Hakan Sarıpolat, dünyaca ünlü yazar Gabriel Garcia Marguez ve onun büyülü gerçekçi öykülerinden feyz alan bir yazar. Bu hayranlığını Satılık Melek Tüyü öyküsünü Marguez’e ithaf ederek göstermiş. Sarıpolat bu öyküde öldükten sonra melekleşmiş bir anneanne, baba, anne, oğuldan oluşan bir ailenin hikâyesi üzerinden sorgulamalar yaptırıyor okuyucuya. Öykü büyülü gerçekçi ve ironik. Sarıpolat, bu öyküsünde Marquez’in Koskocaman Kanatlı Çok Yaşlı Bir Bey isimli öyküsünün parodisini yapmış. İki öykünün olay örgüsü ve aktarımı birbirinden farklı olmakla birlikte Sarıpolat ile Marquez’in öyküsünü postmodern edebiyat yazım tekniği olan parodi ile birbirine bağlayan kesişim noktaları var.
Sıradan ile olağanüstünün yan yana gelmesi, doğaüstü olanın olağanmış gibi sunulması ve karşılanması büyülü gerçekçi metinlerin en önemli özelliğidir. Satılık Melek Tüyü öyküsünde de anneanne karakterinin öldükten sonra melekleşmesinin öyküde doğal karşılandığını görüyoruz.
“…/ Demek sonunda ölmüştü anneannem. Kanepeye bakınca ölü bir anneanneyle değil intikam tanrıçası Nemesis’le karşılaştım. Geniş, beyaz kanatları iki heyula gibi havada asılıydı. Rüyada mıydım? Kendimi çimdikledikçe canım acıdı. Rüyada değildim ve anneannem buz mavisi gözleriyle şaşkın şaşkın etrafı izliyordu işte. Yanakları al al olmuş, canlanmıştı sanki. Yüzündeki gülücük hiç solmuyordu. Peki, bu gözler onun muydu? Daha önce hiç dikkatle bakmamıştım ama bunların onun gözleri olmadığına yemin edebilirdim.”
Yazar içinde bulunduğumuz dünyanın çarpıklaşmış düzenini büyülü gerçekçi bir öykü üzerinden okuyucuya fark ettiriyor. Öykü günümüzün resmini çiziyor gibi görünse de işin içine mitolojik bir kahraman olan Nemesis’in adı da karışınca anlıyoruz ki yazar bize aç gözlülük, hırs, utanmazlık, üçkâğıtçılık gibi kötülüklerin insanın var olduğu günden bugüne süregeldiğini işaret ediyor. Yani insan dün de bugün de hırslarının kölesiydi demek istiyor.
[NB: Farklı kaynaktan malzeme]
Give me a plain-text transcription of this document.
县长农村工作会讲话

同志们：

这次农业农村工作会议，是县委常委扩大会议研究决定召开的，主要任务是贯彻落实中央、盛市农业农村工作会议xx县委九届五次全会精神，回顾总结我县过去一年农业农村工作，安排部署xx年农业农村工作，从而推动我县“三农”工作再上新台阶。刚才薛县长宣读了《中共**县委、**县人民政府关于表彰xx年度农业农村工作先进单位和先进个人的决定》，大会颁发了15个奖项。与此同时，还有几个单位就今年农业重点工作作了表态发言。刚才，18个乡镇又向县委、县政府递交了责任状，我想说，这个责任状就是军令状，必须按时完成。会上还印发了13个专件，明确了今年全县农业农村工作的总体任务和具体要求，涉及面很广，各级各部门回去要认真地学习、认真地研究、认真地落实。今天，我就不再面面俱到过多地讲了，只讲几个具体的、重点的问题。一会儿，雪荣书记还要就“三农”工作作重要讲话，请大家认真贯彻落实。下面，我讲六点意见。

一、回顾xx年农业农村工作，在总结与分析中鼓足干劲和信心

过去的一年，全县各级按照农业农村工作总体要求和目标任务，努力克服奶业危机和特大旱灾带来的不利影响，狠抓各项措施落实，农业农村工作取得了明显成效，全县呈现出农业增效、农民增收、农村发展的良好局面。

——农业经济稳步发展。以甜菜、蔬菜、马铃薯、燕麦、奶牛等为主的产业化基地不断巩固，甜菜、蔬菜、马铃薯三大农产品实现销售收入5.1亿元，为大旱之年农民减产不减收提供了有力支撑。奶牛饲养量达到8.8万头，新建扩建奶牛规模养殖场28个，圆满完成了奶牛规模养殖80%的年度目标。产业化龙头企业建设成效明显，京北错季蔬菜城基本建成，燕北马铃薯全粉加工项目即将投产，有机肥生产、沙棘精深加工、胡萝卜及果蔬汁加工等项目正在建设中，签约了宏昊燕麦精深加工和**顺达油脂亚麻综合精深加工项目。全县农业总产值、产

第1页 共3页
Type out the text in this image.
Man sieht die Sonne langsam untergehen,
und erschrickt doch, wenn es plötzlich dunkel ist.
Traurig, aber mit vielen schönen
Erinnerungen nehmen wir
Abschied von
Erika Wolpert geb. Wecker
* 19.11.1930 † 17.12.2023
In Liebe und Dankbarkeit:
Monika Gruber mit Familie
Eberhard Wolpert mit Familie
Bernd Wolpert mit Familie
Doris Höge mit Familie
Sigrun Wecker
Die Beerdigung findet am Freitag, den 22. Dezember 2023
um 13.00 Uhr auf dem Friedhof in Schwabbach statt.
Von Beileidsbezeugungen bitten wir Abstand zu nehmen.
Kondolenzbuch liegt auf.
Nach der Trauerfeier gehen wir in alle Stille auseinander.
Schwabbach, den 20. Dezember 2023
Öyküde anneannenin melekleştiği eve çağırılan imamın onaylamasıyla kulaktan kulağa bütün mahalleye yayılıyor. Bu olağanüstü durumu duyanlar eve akın etmeye başlayınca iş çığırından çıkıyor. Anneanneyi görenler ruhani bir varlık olduğunu düşünerek onun hikmetinden yararlanmak için evin etrafında kuyruk oluşturmaya başlıyorlar.
Melekleşmiş kadının fotoğrafını çekmesi aile tarafından engellenen bir adamın, kendisi için anneannesinin bir fotoğraf karesini getirmesi karşılığında çocuğa para teklif etmesiyle şimdi ne olacak duygusu sarıyor okuru. “Kalabalığın arasından tanımadığım bir adam yanıma yanaştı. Kulağıma, “Benim için fotoğraf çekersen bu onluk senindir evlat,” diye fısıldadı. Cebinden çıkardığı parayı uzattı. Ne yapacağımı şaşırdım. Kızardığımı hissettim. Avuçlarım terledi. Yutkundum. Elim kendiliğinden paraya uzandı. Gıcır gıcır onluğu ânında cebe indirdim.”
“…/ Köşeye çekildim. Perdenin arkasına saklanıp, kimse görmeden, anneannemin fotoğrafını çektim. Kalbim ağzımda atıyordu. Adama fotoğraf makinesini verirken ellerim titriyordu. Adam sevinçle aldı makineyi. “Aferin evlat,” deyip bir onluk daha soktu cebime. Sonra hızlıca evden çıktı. Elimi cebime soktum. Paranın sıcaklığı parmak uçlarımdan süzülüp bütün bedenime yayıldı. Daha önce hiç tatmadığım bir duyguydu bu.”
Bu satırlardan on bir on iki yaşlarındaki bir erkek çocuğun ilk kez para için ailesinin bir özelini dışarıya yaydığını okuyoruz. Bundan sonra melek kadının adı bütün ülkede duyuluyor. Zamanla ondan medet bekleyen kalabalık öyle artıyor ki apartmanın karşısındaki parkı mesken tutuyorlar. Çadırlar kuruluyor, simitçisi, lokma tatlıcısı, pamuk şekercisi melek kadını görmek için gelenlerden geçimlerini sağlamaya başlıyor. Ana haber bültenlerinde melek kadın haber olduktan sonra reklamlarda kanat takmış teyzeler ellerindeki ürünü tanıtıyor, şarkıcılar onun için bestelenen şarkıları söylüyor. Para karşılığında röportaj teklifleri yapılıyor. Aile bu tekliflerin hepsini anneanneye saygılarından reddetse de evin ergen oğlu paranın sıcaklığına yenilerek bakkalın çırağının melek tüylerini dışarıda anneanneden medet umarak bekleyenlere satma fikrinin cazibesine kapılıyor.
Çocuğu olmayan çiftler, evlenmek isteyen genç kızlar, dermansız hastalar kapış kapış satın alıyorlar melek tüylerini. Aslında burada yazar söz konusu kutsal bir varlık, dini bir figür olduğunda toplumun sorgulamadan her şeyi kabul edivermesi gerçekliğiyle yüzleştiriyor bizi. Günümüzde de manevi duygularımız istismar edilerek ne çok manipülasyonlara uğratıldığımız, kandırıldığımız, sömürüldüğümüz hatırlanırsa yazarın çok önemli toplumsal bir gerçeği iyi kurgulanmış bir öykü aracılığıyla bize hatırlattığını söylemeliyim.
Satılık Melek Tüyü kısa bir öykü olmasına rağmen çok katmanlı bir öykü; ön yargıların, cehaletin, para hırsının, aç gözlülüğün, üçkâğıtçılığın, manevi değerlerin istismarının, insanı nerelere götürebileceğini çok güzel yansıtmış. Düzenin öğrettikleri ve dayattıklarını yeniden sorgulamak açısından güzel bir başlangıç olabilir.